Inductions have several parts that are required for full credit.
Clearly stated induction hypothesis, in proposition form or whatever you want, but CLEARLY stated! Note: If your induction hypothesis includes qualifiers on the domain, e.g., "n >= 0," then you may be making a mistake. (In 280, such side-conditions are usually superfluous.)
Base Case. Pretty self-explanatory, but make sure you do the right one. If the QUESTION says for n >= 0, then it's pretty suggestive. Always read the question carefully when constructing your base case.

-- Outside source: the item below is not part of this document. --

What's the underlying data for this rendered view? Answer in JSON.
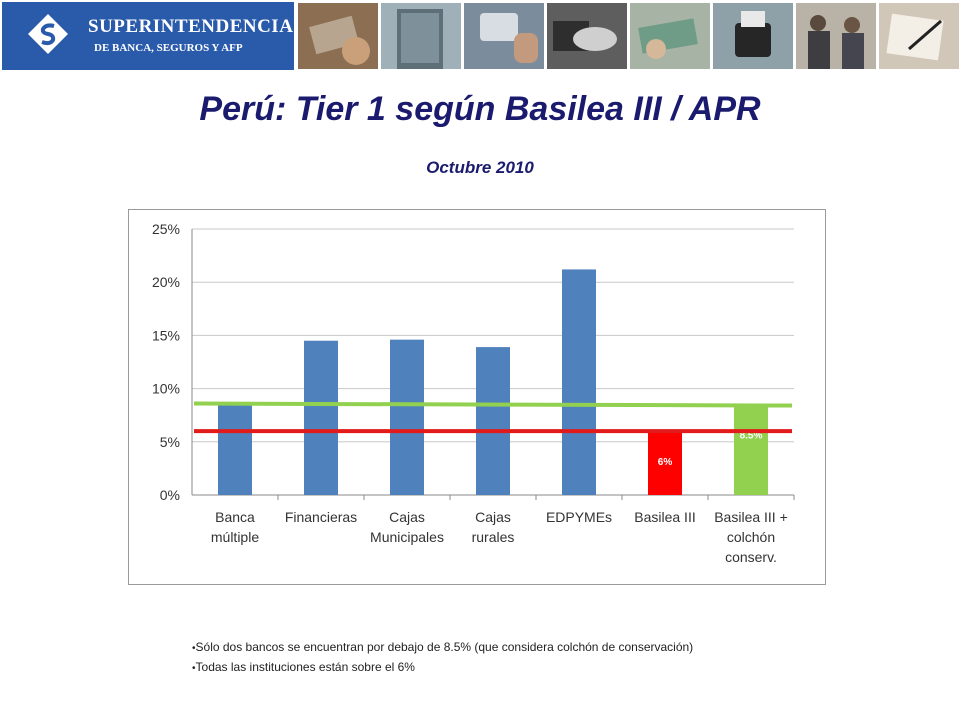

Body of your proof: Always start with something true! DO NOT START WITH WHAT YOU ARE TRYING TO PROVE! For example, if you're trying to prove that some summation equals (x+1)3, don't write that x+x2+x3.. = (x+2)3, because that's what we want to prove... write out something you know, such as write the induction hypothesis or any FACT... but nothing that you can't verify until you prove your statement. I can't stress this enough!
Things to remember:
You should use your induction hypothesis, and clearly state where. Also, state what you are assuming in terms of your induction hypothesis. Are you assuming it holds for all k < n and proving the statement for n or assuming it holds for n, and proving it for n+1?
The way you prove something for a given range is by proving it for the beginning of that range and proving it for n+1 or n-1, which extends the range infinitely. For example, if I wanted to prove something works for all n in the integers, I would prove it for n=0, then n+1 and n-1, and that would do it.